The performance represents a remarkable contrast to the period from the market peak in early 2007 to the trough in March 2009, the lowest point for REITs. Share prices fell a devastating 75% during that period, says Kuykendall.
If investors indeed are betting on recovery, that could provide a shot in the arm to the commercial real estate industry across the U.S. Although REITs comprise just 10% to 15% of the total U.S. commercial real estate marketplace, they represent many of the largest companies and property owners across all property types — retail, multifamily, office, industrial and hotel.
Dealmakers get busy
A developing trend that factors into the recent investment in shares is that acquisitions are once again beginning to take place after the nation’s deep recession and credit shortage, particularly in the retail and apartment sectors.
“We have seen apartment companies like Avalon Bay and Equity Residential doing some strategic acquisitions. It has also begun to happen in the retail sector, where you have of course the General Growth situation,” says Kuykendall. Several rival REITs have expressed interest in buying mall REIT General Growth as it attempts to emerge from Chapter 11 bankruptcy.
“Equity One has been talking to Liberty about acquiring some of their retail shopping centers,” as well, says Kuykendall.
Over the past year, many REITs strengthened their balance sheets as they recapitalized, raising fresh equity through secondary equity offerings and paying down debt, says Kuykendall. The steps made them more attractive to investors.
“There were about $22 billion in secondary equity offerings in the REIT marketplace last year,” says Kuykendall. “That represented more shares coming onto the market.” The offerings followed a trend developing over the past year of share growth rather than a reduction in the number of shares outstanding.
Regional malls recorded an 11.9% return on the FTSE NAREIT Equity REIT Index in February, while shopping centers registered 8.9%. During the month, apartments also showed strong gains of 8.4%, a dramatic improvement from a year earlier. In February 2009, shopping center index returns declined 25.8% while regional mall returns dropped 21.1%. In the same period, apartment returns declined 24.7%.
This year, REITs are generating more optimism. “Investors have been looking forward to the returns that REITs are going to be able to generate by acquiring high-quality property at good prices,” says NAREIT economist Brad Case. “What we’ve seen in the last month is that those opportunities have arrived.”
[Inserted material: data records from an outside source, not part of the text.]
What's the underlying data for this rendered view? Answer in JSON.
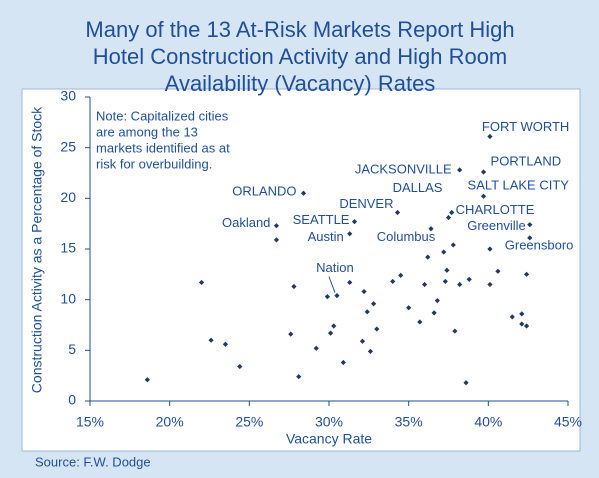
{
  "chart_data": {
    "type": "scatter",
    "title": [
      "Many of the 13 At-Risk Markets Report High",
      "Hotel Construction Activity and High Room",
      "Availability (Vacancy) Rates"
    ],
    "xlabel": "Vacancy Rate",
    "ylabel": "Construction Activity as a Percentage of Stock",
    "note": [
      "Note: Capitalized cities",
      "are among the 13",
      "markets identified as at",
      "risk for overbuilding."
    ],
    "source": "Source: F.W. Dodge",
    "color": "#1c3a6e",
    "xlim": [
      15,
      45
    ],
    "ylim": [
      0,
      30
    ],
    "xticks": [
      {
        "value": 15,
        "label": "15%"
      },
      {
        "value": 20,
        "label": "20%"
      },
      {
        "value": 25,
        "label": "25%"
      },
      {
        "value": 30,
        "label": "30%"
      },
      {
        "value": 35,
        "label": "35%"
      },
      {
        "value": 40,
        "label": "40%"
      },
      {
        "value": 45,
        "label": "45%"
      }
    ],
    "yticks": [
      0,
      5,
      10,
      15,
      20,
      25,
      30
    ],
    "points": [
      {
        "x": 18.6,
        "y": 2.1
      },
      {
        "x": 22.0,
        "y": 11.7
      },
      {
        "x": 22.6,
        "y": 6.0
      },
      {
        "x": 23.5,
        "y": 5.6
      },
      {
        "x": 24.4,
        "y": 3.4
      },
      {
        "x": 26.7,
        "y": 17.3,
        "label": "Oakland"
      },
      {
        "x": 26.7,
        "y": 15.9
      },
      {
        "x": 28.4,
        "y": 20.5,
        "label": "ORLANDO"
      },
      {
        "x": 27.8,
        "y": 11.3
      },
      {
        "x": 27.6,
        "y": 6.6
      },
      {
        "x": 28.1,
        "y": 2.4
      },
      {
        "x": 29.2,
        "y": 5.2
      },
      {
        "x": 29.9,
        "y": 10.3
      },
      {
        "x": 30.5,
        "y": 10.4,
        "label": "Nation"
      },
      {
        "x": 30.3,
        "y": 7.4
      },
      {
        "x": 30.1,
        "y": 6.7
      },
      {
        "x": 30.9,
        "y": 3.8
      },
      {
        "x": 31.3,
        "y": 11.7
      },
      {
        "x": 31.6,
        "y": 17.7,
        "label": "SEATTLE"
      },
      {
        "x": 31.3,
        "y": 16.5,
        "label": "Austin"
      },
      {
        "x": 32.1,
        "y": 5.9
      },
      {
        "x": 32.2,
        "y": 10.8
      },
      {
        "x": 32.4,
        "y": 8.8
      },
      {
        "x": 32.6,
        "y": 4.9
      },
      {
        "x": 32.8,
        "y": 9.6
      },
      {
        "x": 33.0,
        "y": 7.1
      },
      {
        "x": 34.0,
        "y": 11.8
      },
      {
        "x": 34.5,
        "y": 12.4
      },
      {
        "x": 34.3,
        "y": 18.6,
        "label": "DENVER"
      },
      {
        "x": 35.0,
        "y": 9.2
      },
      {
        "x": 35.7,
        "y": 7.8
      },
      {
        "x": 36.0,
        "y": 11.5
      },
      {
        "x": 36.2,
        "y": 14.2
      },
      {
        "x": 36.4,
        "y": 17.0,
        "label": "Columbus"
      },
      {
        "x": 36.6,
        "y": 8.7
      },
      {
        "x": 36.8,
        "y": 9.9
      },
      {
        "x": 37.2,
        "y": 14.7
      },
      {
        "x": 37.3,
        "y": 11.8
      },
      {
        "x": 37.4,
        "y": 12.9
      },
      {
        "x": 37.5,
        "y": 18.1,
        "label": "DALLAS"
      },
      {
        "x": 37.7,
        "y": 18.6,
        "label": "CHARLOTTE"
      },
      {
        "x": 37.8,
        "y": 15.4
      },
      {
        "x": 37.9,
        "y": 6.9
      },
      {
        "x": 38.2,
        "y": 11.5
      },
      {
        "x": 38.2,
        "y": 22.8,
        "label": "JACKSONVILLE"
      },
      {
        "x": 38.6,
        "y": 1.8
      },
      {
        "x": 38.8,
        "y": 12.0
      },
      {
        "x": 40.1,
        "y": 26.1,
        "label": "FORT WORTH"
      },
      {
        "x": 39.7,
        "y": 22.6,
        "label": "PORTLAND"
      },
      {
        "x": 39.7,
        "y": 20.2,
        "label": "SALT LAKE CITY"
      },
      {
        "x": 42.6,
        "y": 17.4,
        "label": "Greenville"
      },
      {
        "x": 40.1,
        "y": 15.0
      },
      {
        "x": 40.1,
        "y": 11.5
      },
      {
        "x": 40.6,
        "y": 12.8
      },
      {
        "x": 41.5,
        "y": 8.3
      },
      {
        "x": 42.1,
        "y": 8.6
      },
      {
        "x": 42.1,
        "y": 7.6
      },
      {
        "x": 42.4,
        "y": 7.4
      },
      {
        "x": 42.4,
        "y": 12.5
      },
      {
        "x": 42.6,
        "y": 16.1,
        "label": "Greensboro"
      }
    ]
  }
}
The investors are driving the prices of REIT stocks up in anticipation of better REIT performance going forward, says Case. He notes that in addition to the improved returns for retail and apartments, lodging REITs recorded a 6% gain in February.
Tough year for fundamentals
The gains have taken place against the backdrop of a brutal climate for commercial real estate fundamentals. The vacancy rate for community and neighborhood shopping centers is projected to rise to 11.5% this year, according to New York-based
The shopping center vacancy rate is projected to rise to 12.2% next year. For apartments, Reis projects a vacancy rate of 8.3% in 2010, shattering records for the last 11 years.
Because REITs have been able to raise fresh capital through equity offerings, unlike private companies, they have not been hamstrung by banks’ unwillingness to lend money for acquisitions, says Kuykendall. That has made a crucial difference in their ability to grow as the nation attempts to shake off the effects of the economic slowdown.
Another problem for private commercial real estate companies is that many are weighed down by maturing debts, while banks practice a policy of “extend and pretend” rather than foreclosing on assets.
That’s why the investment marketplace has looked more favorably on REITs, says Kuykendall. Debt maturities still hang over the private companies, while REITs are positioned for opportunistic buys. “These are going to be the winners as banks come to a point where they are no longer willing or able to do the pretend and extend.”